I haven’t worn a tie in months, maybe even a year. It may have something to do with my partial unemployment and attempts to act heretical when I have to go to church, but even while still an executive, I all but stopped wearing them. A suit with a shirt became my uniform: my Conde Nast protective coloration, a friend said. I’m ready to throw them out and I’m wondering whether it’s possible that at long last, the tie is out.
I’m not alone. Jeremy Paxman, irascible BBC anchor on Newsnight, blogged against the tie:
It has always been an utterly useless part of the male wardrobe. But now, it seems to me, the only people who wear the things daily are male politicians, the male reporters who interview them – and dodgy estate agents. . . .
The main reason we remain trussed up is simply the dead hand of convention. House of Commons rules say that men must not appear open-necked. But then the rules also say there are no liars in the House.

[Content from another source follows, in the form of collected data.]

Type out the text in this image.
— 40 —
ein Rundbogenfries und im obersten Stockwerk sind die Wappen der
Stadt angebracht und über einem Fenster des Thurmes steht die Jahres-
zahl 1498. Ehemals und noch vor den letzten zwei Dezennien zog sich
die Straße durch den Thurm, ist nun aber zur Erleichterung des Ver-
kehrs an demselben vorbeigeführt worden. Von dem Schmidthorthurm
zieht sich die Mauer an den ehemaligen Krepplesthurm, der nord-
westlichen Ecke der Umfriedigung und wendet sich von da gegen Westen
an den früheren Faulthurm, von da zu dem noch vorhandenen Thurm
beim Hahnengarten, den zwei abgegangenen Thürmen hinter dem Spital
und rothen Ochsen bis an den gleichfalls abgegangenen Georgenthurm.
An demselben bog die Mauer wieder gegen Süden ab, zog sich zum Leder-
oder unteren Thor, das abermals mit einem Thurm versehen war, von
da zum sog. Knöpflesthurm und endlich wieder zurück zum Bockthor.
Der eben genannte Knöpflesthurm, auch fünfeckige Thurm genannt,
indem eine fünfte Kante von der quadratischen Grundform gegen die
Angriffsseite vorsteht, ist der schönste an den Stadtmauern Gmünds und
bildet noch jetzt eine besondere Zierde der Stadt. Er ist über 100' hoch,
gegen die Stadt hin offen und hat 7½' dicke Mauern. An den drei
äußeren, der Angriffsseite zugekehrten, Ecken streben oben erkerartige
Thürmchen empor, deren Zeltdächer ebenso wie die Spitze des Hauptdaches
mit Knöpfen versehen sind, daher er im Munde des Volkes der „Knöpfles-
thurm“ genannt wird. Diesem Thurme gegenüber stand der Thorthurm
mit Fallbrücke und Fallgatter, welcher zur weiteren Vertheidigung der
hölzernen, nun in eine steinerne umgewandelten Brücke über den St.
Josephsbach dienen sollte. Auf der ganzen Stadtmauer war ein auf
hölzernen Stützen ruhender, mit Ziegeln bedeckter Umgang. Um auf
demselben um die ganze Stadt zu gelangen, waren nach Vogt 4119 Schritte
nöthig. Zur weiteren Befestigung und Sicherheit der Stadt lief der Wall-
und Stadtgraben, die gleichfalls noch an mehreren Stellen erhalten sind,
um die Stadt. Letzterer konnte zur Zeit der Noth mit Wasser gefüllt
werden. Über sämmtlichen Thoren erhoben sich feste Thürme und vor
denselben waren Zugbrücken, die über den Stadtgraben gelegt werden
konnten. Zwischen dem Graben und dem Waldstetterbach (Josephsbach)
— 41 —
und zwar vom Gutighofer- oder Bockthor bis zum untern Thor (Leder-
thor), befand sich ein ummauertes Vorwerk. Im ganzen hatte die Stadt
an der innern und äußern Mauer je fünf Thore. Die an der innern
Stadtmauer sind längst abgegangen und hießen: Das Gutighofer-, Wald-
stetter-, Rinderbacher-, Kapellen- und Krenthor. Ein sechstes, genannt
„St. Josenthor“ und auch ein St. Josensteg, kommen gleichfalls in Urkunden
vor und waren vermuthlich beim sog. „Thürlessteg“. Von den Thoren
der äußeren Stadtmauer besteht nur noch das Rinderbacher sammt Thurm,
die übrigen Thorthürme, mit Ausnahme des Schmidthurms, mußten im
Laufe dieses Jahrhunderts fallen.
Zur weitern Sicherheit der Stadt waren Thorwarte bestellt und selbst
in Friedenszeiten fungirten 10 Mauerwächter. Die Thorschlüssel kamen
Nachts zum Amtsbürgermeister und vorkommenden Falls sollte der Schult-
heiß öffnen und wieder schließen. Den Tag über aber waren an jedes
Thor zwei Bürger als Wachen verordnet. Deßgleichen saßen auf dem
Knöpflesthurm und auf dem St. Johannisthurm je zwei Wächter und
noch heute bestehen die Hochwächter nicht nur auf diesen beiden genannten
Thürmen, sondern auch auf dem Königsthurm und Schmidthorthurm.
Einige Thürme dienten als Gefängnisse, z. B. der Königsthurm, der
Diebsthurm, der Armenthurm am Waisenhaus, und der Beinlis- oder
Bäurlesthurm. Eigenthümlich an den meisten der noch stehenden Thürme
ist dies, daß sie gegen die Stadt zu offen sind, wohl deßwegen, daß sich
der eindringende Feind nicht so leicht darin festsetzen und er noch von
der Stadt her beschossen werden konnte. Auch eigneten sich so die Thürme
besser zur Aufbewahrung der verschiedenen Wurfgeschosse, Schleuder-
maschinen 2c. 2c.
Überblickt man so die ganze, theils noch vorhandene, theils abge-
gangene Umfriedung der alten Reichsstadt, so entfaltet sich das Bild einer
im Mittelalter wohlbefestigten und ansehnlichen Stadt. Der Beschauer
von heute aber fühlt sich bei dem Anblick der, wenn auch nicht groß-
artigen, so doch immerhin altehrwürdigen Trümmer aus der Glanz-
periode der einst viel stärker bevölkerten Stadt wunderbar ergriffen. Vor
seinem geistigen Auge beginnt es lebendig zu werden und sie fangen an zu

Increasingly, ties are simply bits of cloth which we hang around our necks when getting married, attending a funeral, or when called for a job interview.
This made for a proper hubbub in the Telegraph:
However, the attack on ties has left its defenders distinctly hot under the collar.
Dylan Jones, the editor of GQ magazine, said: “The fact that fewer men wear ties makes the wearing of them even more important.
“When men do wear ties, it makes them more powerful.” . . .
Nicholas Worth, the manager of the Jermyn Street tailors Hawes and Curtis, said: “Ties are selling very well. In fact, we are selling more than we used to.
“People don’t like open necks or dress down days. I think men of a certain age, like Jeremy Paxman or Jeremy Clarkson, think not wearing ties or wearing jeans is cool. It’s not, it’s just sad.”
Off with the yoke. Damn the tie.
But then again, when my mother saw my appearance on Reliable Sources (above) her only comments was that I was the one guy who was not wearing a tie.